In 1831 Mary Anne Randolph Custis, the heiress of Arlington, married her third cousin, Lieutenant Robert Edward Lee of the U.S. Army Corps of Engineers. Although born at Stratford in Westmoreland County, Robert Lee had grown up in Alexandria. After his marriage, having no home of his own, he came to feel at home at Arlington. He spent some part of almost every year on leave there and lived there during a three-year tour of duty in Washington, 1834-1837.
G.W.P. Custis died in 1857, leaving his estate to his daughter and naming his son-in-law to be his executor. Thus Lieutenant Colonel Lee became the master of Arlington. It took him a two-year leave of absence from the Army to get the estate in order.
Colonel Robert E. Lee in 1855, when he was Superintendent of the United States Military Academy at West Point. This portrait, painted by Ernest L. Ipsen in 1931, is based on a daguerreotype made in 1851 and is considered a good likeness. Lee became master of Arlington House in 1857. He accepted command of Virginia’s military forces in 1861.
In 1860 Lee returned to his command in Texas and from there, in agony of spirit, witnessed the disintegration of the Union. The theme of his letters of this period was that there was no validity in the constitutional doctrine of the secessionists and no occasion for a revolution, but that a Union that could be held together only by force of arms would have already ceased to exist. If the Union should be dissolved in this way, his only obligation would be to defend Virginia. Early in 1861 Lee was ordered back to Washington, where in April he was offered command of the newly levied Union army. He declined, stating that he could not take part in an invasion of the Southern States, although he disapproved of their course of political action. After resigning his commission in the U.S. Army, he accepted the command of seceded Virginia’s military forces. Summoned to Richmond, he left Arlington on April 22 never to return to the mansion.
In May 1861 the Arlington estate was occupied by federal troops. Three years later, the estate was confiscated for failure of the taxpayer to appear in person to pay $92.07 in taxes. The property then was purchased by the U.S. Government at public auction for $26,800. The seizure of the estate was challenged in the courts in 1873, and after ten years of litigation, Custis Lee, son of Robert E. and Mary Anne Randolph Lee, received $150,000 compensation. The federal government received clear title to the lands it had seized and occupied twenty-two years earlier. In 1955 Arlington House was officially designated by an Act of Congress as a permanent national memorial to Robert E. Lee.

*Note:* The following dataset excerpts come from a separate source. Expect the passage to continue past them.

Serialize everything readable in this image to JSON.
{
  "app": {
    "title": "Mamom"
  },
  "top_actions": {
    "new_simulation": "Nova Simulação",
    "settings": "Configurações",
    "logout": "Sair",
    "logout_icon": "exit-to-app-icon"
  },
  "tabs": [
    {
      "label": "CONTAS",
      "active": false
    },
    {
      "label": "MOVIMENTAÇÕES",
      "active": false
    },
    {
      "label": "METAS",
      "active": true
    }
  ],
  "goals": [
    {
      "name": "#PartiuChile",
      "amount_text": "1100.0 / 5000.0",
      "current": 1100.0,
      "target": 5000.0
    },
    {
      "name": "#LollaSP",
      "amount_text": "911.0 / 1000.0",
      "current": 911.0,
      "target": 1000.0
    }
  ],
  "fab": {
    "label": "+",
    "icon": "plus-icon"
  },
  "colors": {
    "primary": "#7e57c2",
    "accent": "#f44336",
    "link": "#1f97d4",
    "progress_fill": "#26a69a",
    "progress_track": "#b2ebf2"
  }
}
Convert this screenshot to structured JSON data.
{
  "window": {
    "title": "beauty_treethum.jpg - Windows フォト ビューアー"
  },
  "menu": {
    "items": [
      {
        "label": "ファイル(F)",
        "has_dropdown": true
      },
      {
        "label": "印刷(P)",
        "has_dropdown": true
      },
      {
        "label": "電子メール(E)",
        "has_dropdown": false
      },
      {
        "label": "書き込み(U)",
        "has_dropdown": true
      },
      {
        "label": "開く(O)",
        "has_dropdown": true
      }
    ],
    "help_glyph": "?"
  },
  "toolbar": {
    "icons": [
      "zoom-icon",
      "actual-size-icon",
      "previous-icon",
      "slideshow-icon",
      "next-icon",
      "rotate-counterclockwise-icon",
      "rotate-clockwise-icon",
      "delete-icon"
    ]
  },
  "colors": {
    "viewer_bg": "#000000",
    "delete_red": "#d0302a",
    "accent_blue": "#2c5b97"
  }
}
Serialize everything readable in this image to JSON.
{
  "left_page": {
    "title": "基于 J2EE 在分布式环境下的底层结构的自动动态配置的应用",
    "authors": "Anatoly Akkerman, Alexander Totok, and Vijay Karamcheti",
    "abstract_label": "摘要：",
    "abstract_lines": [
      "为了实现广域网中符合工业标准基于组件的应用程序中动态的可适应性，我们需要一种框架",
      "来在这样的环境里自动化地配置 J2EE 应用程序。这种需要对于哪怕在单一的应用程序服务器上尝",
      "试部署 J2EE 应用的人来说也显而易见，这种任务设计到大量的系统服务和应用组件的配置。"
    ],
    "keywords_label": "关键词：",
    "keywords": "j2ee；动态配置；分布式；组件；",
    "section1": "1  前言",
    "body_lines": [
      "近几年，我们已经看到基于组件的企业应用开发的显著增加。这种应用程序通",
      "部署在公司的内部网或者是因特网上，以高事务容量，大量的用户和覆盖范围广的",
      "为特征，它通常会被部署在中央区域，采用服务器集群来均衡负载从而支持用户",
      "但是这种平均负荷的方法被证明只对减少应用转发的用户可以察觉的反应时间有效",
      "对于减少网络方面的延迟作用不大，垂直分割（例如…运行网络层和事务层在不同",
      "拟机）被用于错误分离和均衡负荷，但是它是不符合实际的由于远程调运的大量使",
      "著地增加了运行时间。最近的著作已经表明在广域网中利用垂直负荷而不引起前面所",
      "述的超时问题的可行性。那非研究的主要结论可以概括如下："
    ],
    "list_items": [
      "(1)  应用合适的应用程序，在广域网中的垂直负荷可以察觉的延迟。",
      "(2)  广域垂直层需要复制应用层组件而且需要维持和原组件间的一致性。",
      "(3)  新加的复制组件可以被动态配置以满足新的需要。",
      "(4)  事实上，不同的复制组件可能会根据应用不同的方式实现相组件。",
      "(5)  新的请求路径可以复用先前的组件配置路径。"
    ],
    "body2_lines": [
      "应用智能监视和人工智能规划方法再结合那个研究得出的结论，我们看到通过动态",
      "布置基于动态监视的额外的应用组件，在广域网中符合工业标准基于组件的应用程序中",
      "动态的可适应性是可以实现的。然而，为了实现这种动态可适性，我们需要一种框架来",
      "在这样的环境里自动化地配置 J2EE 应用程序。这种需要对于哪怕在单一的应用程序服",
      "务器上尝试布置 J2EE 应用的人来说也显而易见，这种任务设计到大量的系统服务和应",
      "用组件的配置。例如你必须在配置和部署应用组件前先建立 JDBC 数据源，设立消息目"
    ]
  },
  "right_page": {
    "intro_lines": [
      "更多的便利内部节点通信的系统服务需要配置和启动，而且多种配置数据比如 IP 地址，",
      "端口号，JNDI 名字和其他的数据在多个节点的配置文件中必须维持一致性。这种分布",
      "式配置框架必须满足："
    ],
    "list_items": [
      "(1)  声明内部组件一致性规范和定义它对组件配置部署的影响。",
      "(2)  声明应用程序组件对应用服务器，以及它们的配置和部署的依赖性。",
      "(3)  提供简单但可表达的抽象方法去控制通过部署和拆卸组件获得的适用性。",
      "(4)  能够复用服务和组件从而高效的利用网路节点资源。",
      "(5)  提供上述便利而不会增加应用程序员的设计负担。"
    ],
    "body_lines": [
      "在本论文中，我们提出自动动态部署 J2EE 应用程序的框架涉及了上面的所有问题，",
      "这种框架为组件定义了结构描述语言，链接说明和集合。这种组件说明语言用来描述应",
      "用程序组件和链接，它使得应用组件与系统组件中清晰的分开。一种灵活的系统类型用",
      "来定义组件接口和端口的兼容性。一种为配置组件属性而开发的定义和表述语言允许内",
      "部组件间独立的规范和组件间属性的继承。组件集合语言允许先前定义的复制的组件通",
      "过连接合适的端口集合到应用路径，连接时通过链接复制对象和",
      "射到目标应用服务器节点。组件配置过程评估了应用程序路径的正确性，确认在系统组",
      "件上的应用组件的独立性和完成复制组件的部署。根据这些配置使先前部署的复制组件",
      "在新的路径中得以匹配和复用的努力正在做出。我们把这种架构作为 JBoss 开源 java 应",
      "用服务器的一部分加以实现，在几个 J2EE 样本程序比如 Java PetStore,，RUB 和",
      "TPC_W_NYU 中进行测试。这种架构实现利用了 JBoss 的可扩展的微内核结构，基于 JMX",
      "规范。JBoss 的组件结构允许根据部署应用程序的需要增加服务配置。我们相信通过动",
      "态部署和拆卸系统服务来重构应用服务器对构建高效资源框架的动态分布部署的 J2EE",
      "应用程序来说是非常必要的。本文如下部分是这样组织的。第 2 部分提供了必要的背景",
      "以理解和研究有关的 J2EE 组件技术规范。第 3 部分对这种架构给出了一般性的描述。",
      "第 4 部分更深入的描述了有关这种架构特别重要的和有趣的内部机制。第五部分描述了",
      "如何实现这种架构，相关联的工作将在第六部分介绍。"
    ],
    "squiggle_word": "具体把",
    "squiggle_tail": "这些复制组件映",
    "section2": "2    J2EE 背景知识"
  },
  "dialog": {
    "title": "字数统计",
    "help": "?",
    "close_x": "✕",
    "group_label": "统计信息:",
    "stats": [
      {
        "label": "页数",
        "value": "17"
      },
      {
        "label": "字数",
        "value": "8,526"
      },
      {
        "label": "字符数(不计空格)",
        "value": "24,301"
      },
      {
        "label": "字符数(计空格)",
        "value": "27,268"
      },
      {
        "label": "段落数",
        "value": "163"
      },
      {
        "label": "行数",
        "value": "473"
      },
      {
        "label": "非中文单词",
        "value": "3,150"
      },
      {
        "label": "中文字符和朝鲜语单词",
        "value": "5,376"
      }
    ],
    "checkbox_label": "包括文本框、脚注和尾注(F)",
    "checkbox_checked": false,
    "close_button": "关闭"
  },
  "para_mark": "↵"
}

On December 4, 1863, The Freedman’s Village settlement was established by the federal government on the Arlington Estate, south of the cemetery and the mansion. This village was created to provide homes and employment opportunities for the numerous slaves who had gained their freedom by fleeing from nearby Maryland and Virginia and entering the District of Columbia, in which slavery had been abolished on April 16, 1862. Freedman’s Village consisted of 100 frame houses, a school with five teachers, and two chapels. The chapels were the predecessors of the Mount Zion Baptist Church at 19th Street, South and Mount Olive Baptist Church now located on 13th Street, South. Most of the residents of Freedman’s Village later moved to other sites in the County.